Problem 4 (Random processes)

  • [Hypergeometry] Given a bag with [math]\displaystyle{ r }[/math] red balls and [math]\displaystyle{ g }[/math] green balls, suppose that we uniformly sample [math]\displaystyle{ n }[/math] balls from the bin without replacement. Set up an appropriate martingale and use it to show that the number of red balls in the sample is tightly concentrated around [math]\displaystyle{ nr/(r+ g) }[/math].
  • [Pólya’s urn]A bag contains red and blue balls, with initially [math]\displaystyle{ r }[/math] red and [math]\displaystyle{ b }[/math] blue where [math]\displaystyle{ rb \gt 0 }[/math]. A ball is drawn from the bag, its color noted, and then it is returned to the bag together with a new ball of the same color. Let [math]\displaystyle{ R_n }[/math] be the number of red balls after [math]\displaystyle{ n }[/math] such operations.
    1. Show that [math]\displaystyle{ Y_n = R_n/(n + r + b) }[/math] is a martingale
    2. Let [math]\displaystyle{ T }[/math] be the number of balls drawn until the first blue ball appears, and suppose that [math]\displaystyle{ r = b= 1 }[/math]. Show that [math]\displaystyle{ \mathbb E[(T + 2)^{−1}] = 1/4 }[/math].
  • [Family planning] Children are either female or male. Their sexes are independent random variables, being female with probability [math]\displaystyle{ q }[/math] or male with probability [math]\displaystyle{ p= 1− q }[/math]. A woman ceases childbearing at stage [math]\displaystyle{ T }[/math] , and we write [math]\displaystyle{ G_n }[/math] and [math]\displaystyle{ B_n }[/math] for the numbers of girls and boys born to her up to and including stage [math]\displaystyle{ n }[/math]. Assume that [math]\displaystyle{ T }[/math] is a finite stopping time for the sequence [math]\displaystyle{ \{(G_n,B_n) : n \le 1\} }[/math]. Show that, no matter the stopping rule that yields [math]\displaystyle{ T }[/math] , we have [math]\displaystyle{ \mathbb E(G_T )/\mathbb E(B_T )= q/p }[/math]. What can be said about [math]\displaystyle{ \mathbb E(G_T /B_T ) }[/math]?

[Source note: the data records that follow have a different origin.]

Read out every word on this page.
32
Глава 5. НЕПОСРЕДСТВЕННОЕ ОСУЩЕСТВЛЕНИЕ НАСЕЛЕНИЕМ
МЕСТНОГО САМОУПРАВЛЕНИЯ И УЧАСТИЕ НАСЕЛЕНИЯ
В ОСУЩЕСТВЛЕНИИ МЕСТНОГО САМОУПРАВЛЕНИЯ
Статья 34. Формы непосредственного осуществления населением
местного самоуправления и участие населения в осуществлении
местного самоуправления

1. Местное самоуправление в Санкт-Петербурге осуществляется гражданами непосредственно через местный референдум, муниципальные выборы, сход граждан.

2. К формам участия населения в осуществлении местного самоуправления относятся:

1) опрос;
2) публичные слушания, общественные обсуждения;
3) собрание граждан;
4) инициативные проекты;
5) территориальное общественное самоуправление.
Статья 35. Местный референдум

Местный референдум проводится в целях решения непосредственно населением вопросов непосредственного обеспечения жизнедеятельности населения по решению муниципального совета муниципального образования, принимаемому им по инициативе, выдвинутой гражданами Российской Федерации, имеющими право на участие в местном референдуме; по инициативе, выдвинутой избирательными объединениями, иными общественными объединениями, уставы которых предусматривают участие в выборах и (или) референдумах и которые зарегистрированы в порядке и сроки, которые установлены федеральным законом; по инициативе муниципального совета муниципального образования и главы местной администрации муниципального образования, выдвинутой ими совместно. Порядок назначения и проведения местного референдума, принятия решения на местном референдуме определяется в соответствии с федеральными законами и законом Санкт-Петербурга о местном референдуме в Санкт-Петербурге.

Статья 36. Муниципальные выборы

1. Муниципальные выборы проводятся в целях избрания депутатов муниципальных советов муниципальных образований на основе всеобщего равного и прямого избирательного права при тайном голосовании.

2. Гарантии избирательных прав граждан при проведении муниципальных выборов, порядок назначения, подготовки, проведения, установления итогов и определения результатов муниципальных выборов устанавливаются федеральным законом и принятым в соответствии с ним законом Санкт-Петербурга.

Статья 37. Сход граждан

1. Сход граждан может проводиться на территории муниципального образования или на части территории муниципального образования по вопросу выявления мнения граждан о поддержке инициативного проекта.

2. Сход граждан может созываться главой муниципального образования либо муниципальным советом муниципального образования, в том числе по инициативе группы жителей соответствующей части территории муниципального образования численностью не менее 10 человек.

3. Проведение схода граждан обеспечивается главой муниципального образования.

  • [Random walk on a graph] A particle performs a random walk on the vertex set of a connected graph [math]\displaystyle{ G }[/math], which for simplicity we assume to have neither loops nor multiple edges. At each stage it moves to a neighbor of its current position, each such neighbor being chosen with equal probability. If [math]\displaystyle{ G }[/math] has [math]\displaystyle{ \eta\lt \infty }[/math] edges, show that the stationary distribution is given by [math]\displaystyle{ \pi(v) = d_v/(2\eta) }[/math], where [math]\displaystyle{ d_v }[/math] is the degree of vertex [math]\displaystyle{ v }[/math].
  • [Reversibility versus periodicity] Can a reversible chain be periodic?